Listening, Watching, and Reading: The Structure and Correlates of Entertainment Preferences
Peter J. Rentfrow, Lewis R. Goldberg, and Ran Zilca
The publisher's final edited version of this article is available at J Pers
People spend considerable amounts of time and money listening to music, watching TV and movies, and reading books and magazines, yet almost no attention in psychology has been devoted to understanding individual differences in preferences for such entertainment. The present research was designed to examine the structure and correlates of entertainment genre preferences. Analyses of the genre preferences of over 3,000 individuals revealed a remarkably clear factor structure. Using multiple samples, methods, and geographic regions, data converged to reveal five entertainment-preference dimensions: Communal, Aesthetic, Dark, Thrilling, and Cerebral. Preferences for these entertainment dimensions were uniquely related to demographics and personality traits. Results also indicated that personality accounted for significant proportions of variance in entertainment preferences over and above demographics. The results provide a foundation for developing and testing hypotheses about the psychology of entertainment preferences.

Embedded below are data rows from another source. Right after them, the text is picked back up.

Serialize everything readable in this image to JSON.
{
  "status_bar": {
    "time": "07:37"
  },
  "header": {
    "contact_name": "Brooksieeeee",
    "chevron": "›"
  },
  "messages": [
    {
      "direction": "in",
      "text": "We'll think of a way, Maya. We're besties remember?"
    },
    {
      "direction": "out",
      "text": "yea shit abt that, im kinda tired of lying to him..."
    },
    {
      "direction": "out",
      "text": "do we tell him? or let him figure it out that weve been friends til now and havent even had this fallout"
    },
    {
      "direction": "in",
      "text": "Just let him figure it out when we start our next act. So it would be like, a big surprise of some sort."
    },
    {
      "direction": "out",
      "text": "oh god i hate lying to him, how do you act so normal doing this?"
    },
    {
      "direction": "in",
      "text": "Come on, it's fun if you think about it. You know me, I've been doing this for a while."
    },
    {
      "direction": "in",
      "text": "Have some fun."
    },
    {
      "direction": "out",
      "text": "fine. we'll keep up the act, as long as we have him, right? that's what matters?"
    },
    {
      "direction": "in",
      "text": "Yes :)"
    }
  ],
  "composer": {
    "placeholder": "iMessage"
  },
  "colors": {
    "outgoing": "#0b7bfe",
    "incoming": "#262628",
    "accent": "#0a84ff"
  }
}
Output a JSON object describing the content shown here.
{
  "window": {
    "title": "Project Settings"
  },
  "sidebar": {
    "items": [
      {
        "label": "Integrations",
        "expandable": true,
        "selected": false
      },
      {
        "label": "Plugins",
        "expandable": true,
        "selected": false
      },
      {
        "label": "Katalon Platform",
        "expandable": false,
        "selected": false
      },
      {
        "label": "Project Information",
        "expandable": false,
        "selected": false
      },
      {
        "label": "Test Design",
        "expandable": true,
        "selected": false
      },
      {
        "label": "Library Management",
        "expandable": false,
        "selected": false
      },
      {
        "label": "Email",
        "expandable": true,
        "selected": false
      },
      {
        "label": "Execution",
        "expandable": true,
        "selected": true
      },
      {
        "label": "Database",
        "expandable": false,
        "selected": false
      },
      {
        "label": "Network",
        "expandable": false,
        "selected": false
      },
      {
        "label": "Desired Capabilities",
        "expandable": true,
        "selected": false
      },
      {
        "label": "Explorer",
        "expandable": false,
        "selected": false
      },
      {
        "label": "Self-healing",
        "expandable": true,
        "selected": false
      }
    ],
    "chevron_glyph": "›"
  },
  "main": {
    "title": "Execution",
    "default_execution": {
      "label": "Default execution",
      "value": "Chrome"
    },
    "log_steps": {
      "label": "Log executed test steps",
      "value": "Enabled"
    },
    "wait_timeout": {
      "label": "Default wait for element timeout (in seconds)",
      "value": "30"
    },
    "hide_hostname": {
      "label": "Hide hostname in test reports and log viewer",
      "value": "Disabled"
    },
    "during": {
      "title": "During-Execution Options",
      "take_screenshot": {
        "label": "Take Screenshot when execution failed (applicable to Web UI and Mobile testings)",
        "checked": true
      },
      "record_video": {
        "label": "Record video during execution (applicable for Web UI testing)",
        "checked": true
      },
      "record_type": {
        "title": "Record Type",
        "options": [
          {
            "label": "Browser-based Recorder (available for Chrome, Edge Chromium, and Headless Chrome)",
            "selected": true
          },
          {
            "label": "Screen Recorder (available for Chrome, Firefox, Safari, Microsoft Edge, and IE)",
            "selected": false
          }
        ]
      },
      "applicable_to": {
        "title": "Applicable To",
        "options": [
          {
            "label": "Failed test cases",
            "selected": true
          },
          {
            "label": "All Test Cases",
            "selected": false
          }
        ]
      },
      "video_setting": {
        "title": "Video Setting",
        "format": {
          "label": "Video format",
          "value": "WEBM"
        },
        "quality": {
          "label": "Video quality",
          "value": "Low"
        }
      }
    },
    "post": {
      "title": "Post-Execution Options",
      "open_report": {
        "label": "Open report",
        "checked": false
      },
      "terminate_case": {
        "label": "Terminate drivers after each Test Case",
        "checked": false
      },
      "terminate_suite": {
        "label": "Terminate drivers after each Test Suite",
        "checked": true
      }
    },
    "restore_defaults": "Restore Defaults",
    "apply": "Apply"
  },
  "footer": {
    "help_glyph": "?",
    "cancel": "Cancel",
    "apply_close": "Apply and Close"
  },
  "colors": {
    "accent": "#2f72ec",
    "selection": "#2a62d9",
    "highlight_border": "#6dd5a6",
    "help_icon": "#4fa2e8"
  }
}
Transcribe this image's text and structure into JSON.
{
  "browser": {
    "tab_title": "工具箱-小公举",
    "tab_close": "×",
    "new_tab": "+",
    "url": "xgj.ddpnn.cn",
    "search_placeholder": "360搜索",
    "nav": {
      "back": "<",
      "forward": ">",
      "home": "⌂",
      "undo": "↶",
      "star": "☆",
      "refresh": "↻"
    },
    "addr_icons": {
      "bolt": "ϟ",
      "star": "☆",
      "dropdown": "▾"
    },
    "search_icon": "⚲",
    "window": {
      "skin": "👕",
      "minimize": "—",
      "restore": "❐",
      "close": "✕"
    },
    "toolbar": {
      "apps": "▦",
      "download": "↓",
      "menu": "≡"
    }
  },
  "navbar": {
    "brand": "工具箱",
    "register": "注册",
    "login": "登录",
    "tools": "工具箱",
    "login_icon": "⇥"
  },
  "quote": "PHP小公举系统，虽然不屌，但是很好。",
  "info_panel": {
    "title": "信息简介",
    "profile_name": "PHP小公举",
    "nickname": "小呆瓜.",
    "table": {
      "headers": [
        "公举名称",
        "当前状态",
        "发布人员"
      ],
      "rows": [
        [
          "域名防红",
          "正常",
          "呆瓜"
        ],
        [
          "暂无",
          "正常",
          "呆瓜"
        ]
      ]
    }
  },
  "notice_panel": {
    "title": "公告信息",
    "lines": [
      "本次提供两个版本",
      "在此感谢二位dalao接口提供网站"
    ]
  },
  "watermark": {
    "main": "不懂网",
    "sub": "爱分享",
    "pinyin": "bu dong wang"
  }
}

Staffan's Personality Blog summarizes:
Next, they did their statistical mojo in which correlations between all the 108 genres were compared to see if they clustered into any separate factors, which they did. The major divide was found between what the researchers, surprisingly politically incorrect called Highbrow and Lowbrow. Furthermore Highbrow turned out to consist of two separate factors, named Aesthetic and Cerebral where as Lowbrow was made up of three factors called Communal, Dark and Thrilling for a total of five factors – two fancy and three folksy. To get a general idea of what these factors look like here are some of the major items in each of them,
Aesthetic – classical music, arts and humanities TV shows, art books, opera music, foreign film, classic films, folk music, world music, philosophy books
Cerebral – business books, news and current events TV shows and books, educational TV shows, reference books, computer books, documentary films, science TV shows
Communal – romance films, romance books, daytime talk shows, made-for- TV movies, soap operas, reality shows, pop music
Dark – horror movies, heavy metal music, rap and hip hop, alternative music, erotic movies, erotic literature, cult movies
Thrilling – action movies, thriller and espionage books, spy shows, science fiction TV shows, films and books, suspense movies, war movies
The name "communal" was chosen to distinguish it from the other two lowbrow factors, which cluster together to form a "rebellious" grouping. "Communal" could probably better be entitled "Relationship" entertainment aimed at women who are most interested in personal relationships.
The Cerebral factor might better be named "Informative." It sounds a lot like entertainment for what I call Frequent Flyers: people with management and technical jobs who travel a lot on business and like information. James Michener rather than John Updike. (My favorite Updike novel is The Coup, which imparts a Michener-worthy load of information about Africa in Updike's deliriously aesthetic style.) Airport bookstores and newsstands cater to their interests. Humorist Dave Barry, who is from Armonk, NY, home of IBM, is the poet laureate of Frequent Flyers.
It would be interesting to drill down further within this group to see if the nerds and managers can be distinguished. Adding sports would help. Management types tend to like to play team sports and watch spectator sports. Nerds are less interested in watching sports and are more interested in less structured outdoor activities, such as, say, kayaking.